Помимо лореток, в Париже существовали дамы того же разряда, обязанные своими именами другим парижским топонимам. Жак Араго в книге «История Парижа, его революций, его правлений и событий, происшедших в нем с 1841 по 1852 год» (1853) рассказывает, что нашлась некая «чистокровная лоретка», которая перебралась на Новую улицу Матюринцев. За ней последовали некоторые ее товарки, и вскоре в Париже возникла мода на «матюринок»; затем их превзошли в популярности «магдалины» – дамы легкого поведения, поселившиеся на улице Тронше, вблизи церкви Святой Магдалины (Мадлен). И, наконец, последним районом Парижа, давшим приют этим женщинам, стала весьма неприглядная и пользовавшаяся самой дурной славой улица Красного Шара.
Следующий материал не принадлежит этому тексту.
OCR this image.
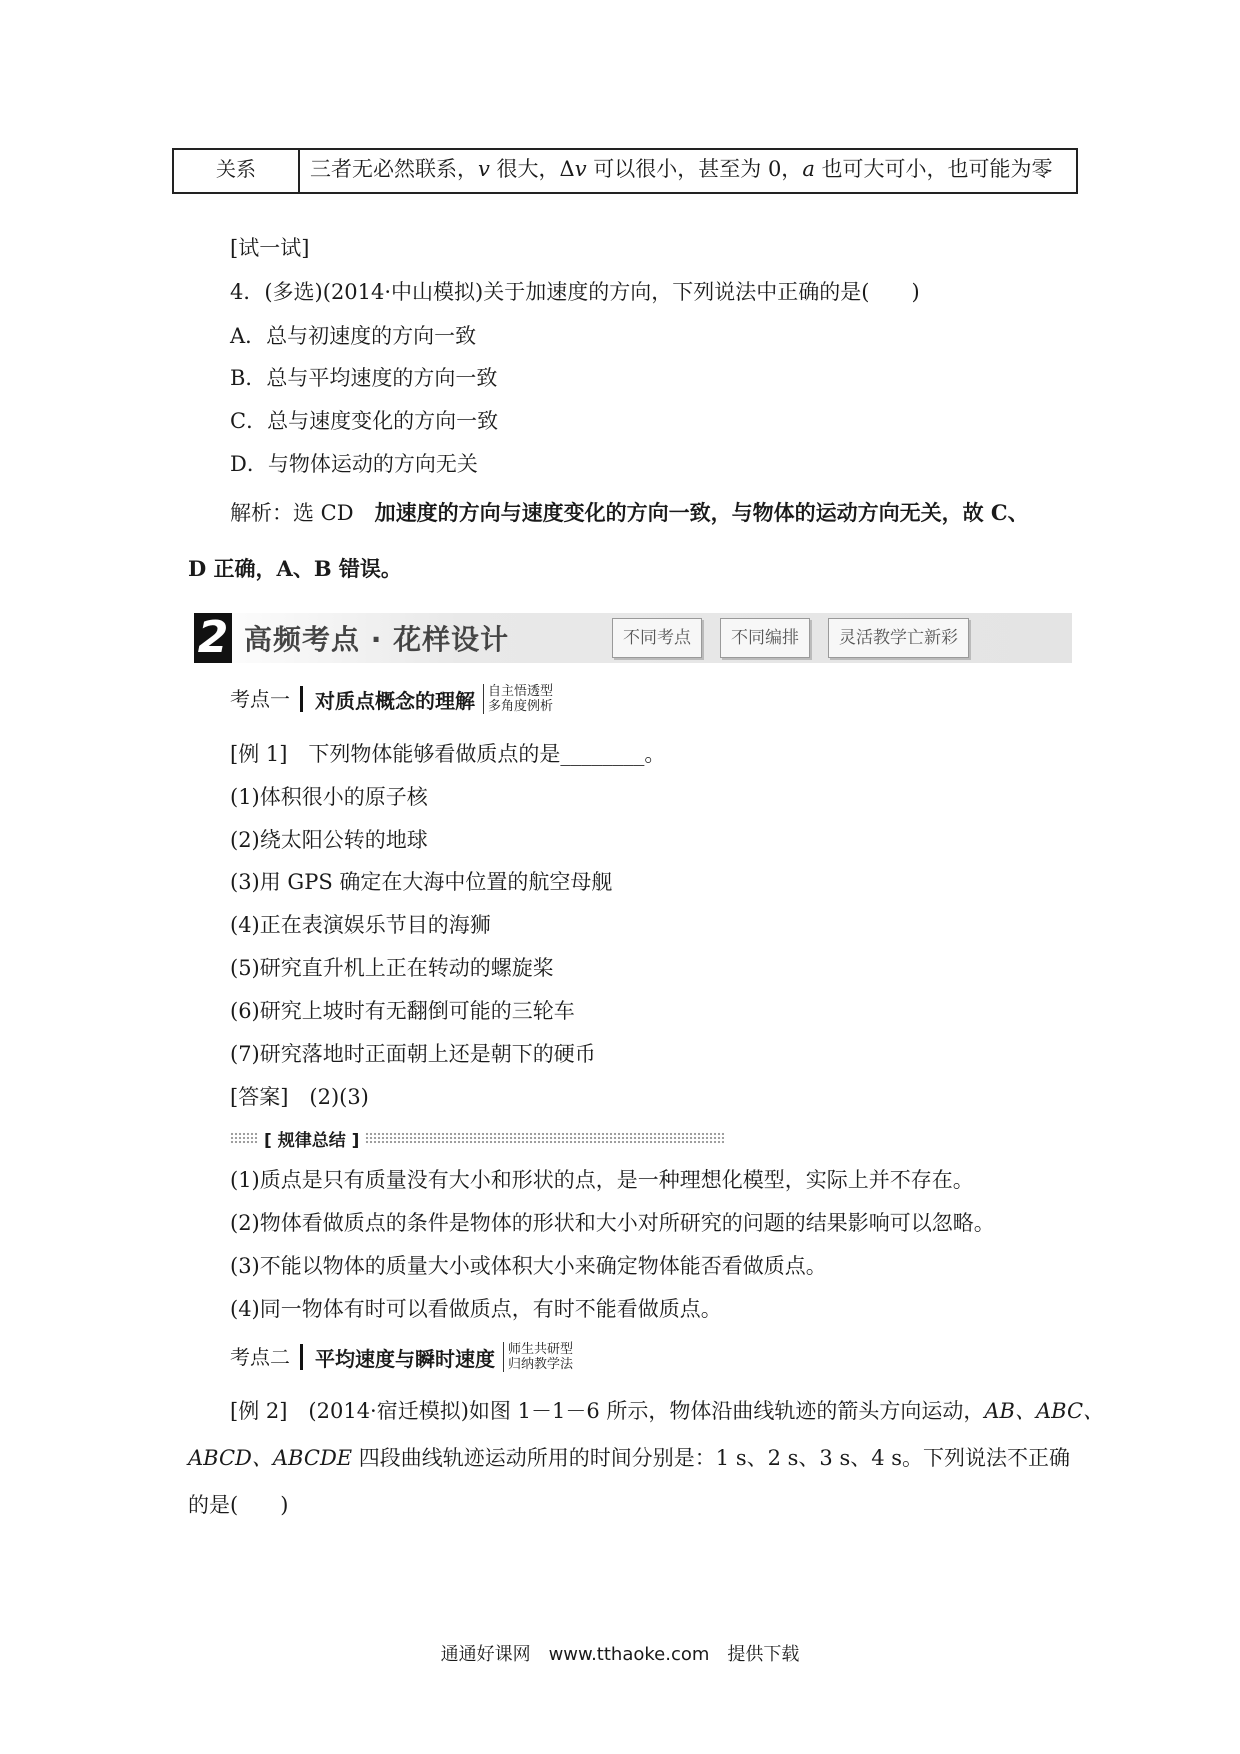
关系	三者无必然联系，v 很大，Δv 可以很小，甚至为 0，a 也可大可小，也可能为零
[试一试]
4．(多选)(2014·中山模拟)关于加速度的方向，下列说法中正确的是(　　)
A．总与初速度的方向一致
B．总与平均速度的方向一致
C．总与速度变化的方向一致
D．与物体运动的方向无关
解析：选 CD　加速度的方向与速度变化的方向一致，与物体的运动方向无关，故 C、
D 正确，A、B 错误。
2 高频考点 · 花样设计	不同考点	不同编排	灵活教学亡新彩
考点一	对质点概念的理解 自主悟透型
多角度例析
[例 1]　下列物体能够看做质点的是________。
(1)体积很小的原子核
(2)绕太阳公转的地球
(3)用 GPS 确定在大海中位置的航空母舰
(4)正在表演娱乐节目的海狮
(5)研究直升机上正在转动的螺旋桨
(6)研究上坡时有无翻倒可能的三轮车
(7)研究落地时正面朝上还是朝下的硬币
[答案]　(2)(3)
[ 规律总结 ]
(1)质点是只有质量没有大小和形状的点，是一种理想化模型，实际上并不存在。
(2)物体看做质点的条件是物体的形状和大小对所研究的问题的结果影响可以忽略。
(3)不能以物体的质量大小或体积大小来确定物体能否看做质点。
(4)同一物体有时可以看做质点，有时不能看做质点。
考点二	平均速度与瞬时速度 师生共研型
归纳教学法
[例 2]　(2014·宿迁模拟)如图 1－1－6 所示，物体沿曲线轨迹的箭头方向运动，AB、ABC、
ABCD、ABCDE 四段曲线轨迹运动所用的时间分别是：1 s、2 s、3 s、4 s。下列说法不正确
的是(　　)
通通好课网　www.tthaoke.com　提供下载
Девицы легкого поведения, получившие прозвище «красные шары», оказались куда проще и сговорчивее, чем сравнительно изысканные лоретки, матюринки и магдалины: «От лореток сходили с ума, от матюринок впадали в отчаяние, ради магдалин разорялись, а “красные шары” созданы исключительно для любви; они довольствуются малым, довольно повести их в театр на представление мелодрамы».
Бальзак назвал тех же дам «куртизанками» (термин, увековеченный в заглавии его романа «Блеск и нищета куртизанок», 1838–1847). После 1855 года, когда Александр Дюма-сын написал пьесу «Полусвет», быстро получило популярность новое обозначение куртизанок – «дамы полусвета».